Here's the Fed Bank of New York on that amount:
The FOMC also directed the Desk to continue to reinvest principal payments from agency debt and agency mortgage-backed securities into longer-term Treasury securities. Based on current estimates, the Desk expects to reinvest $250 billion to $300 billion over the same period, though the realized amount of reinvestment will depend on the evolution of actual principal payments.So in total, we could be talking about the Fed in roughly an eight month period pumping as much as $900 billion in super money.
Taken together, the Desk anticipates conducting $850 billion to $900 billion of purchases of longer-term Treasury securities through the end of the second quarter. This would result in an average purchase pace of roughly $110 billion per month, representing about $75 billion per month associated with additional purchases and roughly $35 billion per month associated with reinvestment purchases.

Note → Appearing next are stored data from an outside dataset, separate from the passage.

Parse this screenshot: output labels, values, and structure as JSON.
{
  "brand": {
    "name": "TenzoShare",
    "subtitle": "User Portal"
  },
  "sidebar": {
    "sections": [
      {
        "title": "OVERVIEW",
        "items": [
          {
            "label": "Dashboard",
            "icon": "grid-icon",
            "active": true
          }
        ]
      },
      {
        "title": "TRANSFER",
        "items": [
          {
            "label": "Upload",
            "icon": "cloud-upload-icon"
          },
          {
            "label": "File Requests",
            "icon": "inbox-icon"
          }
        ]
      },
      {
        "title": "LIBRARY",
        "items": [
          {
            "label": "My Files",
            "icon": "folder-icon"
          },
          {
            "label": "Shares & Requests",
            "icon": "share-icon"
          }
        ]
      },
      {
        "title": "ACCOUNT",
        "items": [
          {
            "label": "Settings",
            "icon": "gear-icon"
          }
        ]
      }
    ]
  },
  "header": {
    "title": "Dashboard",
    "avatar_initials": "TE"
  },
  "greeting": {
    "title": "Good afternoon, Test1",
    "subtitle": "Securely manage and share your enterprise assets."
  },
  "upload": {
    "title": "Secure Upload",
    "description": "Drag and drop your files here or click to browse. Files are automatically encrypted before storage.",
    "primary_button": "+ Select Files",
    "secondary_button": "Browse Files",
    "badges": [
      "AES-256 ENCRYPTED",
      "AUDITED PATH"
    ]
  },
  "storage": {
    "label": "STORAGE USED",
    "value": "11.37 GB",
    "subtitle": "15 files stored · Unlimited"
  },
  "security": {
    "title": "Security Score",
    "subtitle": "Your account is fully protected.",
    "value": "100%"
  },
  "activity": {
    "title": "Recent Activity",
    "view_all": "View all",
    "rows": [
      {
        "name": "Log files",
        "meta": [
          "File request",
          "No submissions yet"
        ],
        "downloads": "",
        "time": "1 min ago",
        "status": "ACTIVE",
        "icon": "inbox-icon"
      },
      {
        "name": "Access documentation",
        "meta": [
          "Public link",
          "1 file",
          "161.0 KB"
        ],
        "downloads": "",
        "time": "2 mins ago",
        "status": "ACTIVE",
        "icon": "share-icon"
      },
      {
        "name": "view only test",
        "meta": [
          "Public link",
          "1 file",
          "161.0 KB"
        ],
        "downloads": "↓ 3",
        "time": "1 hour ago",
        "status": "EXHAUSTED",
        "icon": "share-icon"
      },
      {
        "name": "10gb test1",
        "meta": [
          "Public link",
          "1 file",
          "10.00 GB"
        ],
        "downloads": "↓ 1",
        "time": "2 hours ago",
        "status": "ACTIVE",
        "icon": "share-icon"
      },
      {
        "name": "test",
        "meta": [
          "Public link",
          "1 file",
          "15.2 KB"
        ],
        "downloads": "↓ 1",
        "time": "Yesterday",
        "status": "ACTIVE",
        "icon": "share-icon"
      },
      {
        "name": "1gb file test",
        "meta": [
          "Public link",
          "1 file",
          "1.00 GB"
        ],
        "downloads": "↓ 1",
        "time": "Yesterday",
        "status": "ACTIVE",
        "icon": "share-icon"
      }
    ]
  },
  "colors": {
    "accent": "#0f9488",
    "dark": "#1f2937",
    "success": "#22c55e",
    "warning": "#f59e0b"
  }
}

The key is to realize that supermoney can have a multiple impact on the money supply. In 2008, just before the financial crisis broke out, the multiplier impact on M2 was 10. Got that 10? Although, I don't necessarily expect it to go that high at this point (there are all those excess reserves). A multiplier impact of 2 or 3 is certainly not out of the question. That would put the M2 money supply increase in the range of $1.6 trillion to $2.7 trillion. In other words, an annualized money growth rate of over 20%. And this is conservative. If the multiplier is higher and money starts to flow out of excess reserves, you could see M2 grow at record high rates, possibly 30% to 40% on an annualized basis. In other words, the amount of new money hitting the system could be huge amount.
Folks, the dollar is now securely on the road to major devaluation. Price inflation at the consumer level by the end of 2011 will be well into double digits. Way, way into double digits. Prepare yourself now. Start with some gold and silver, and don't worry about short-term fluctuations.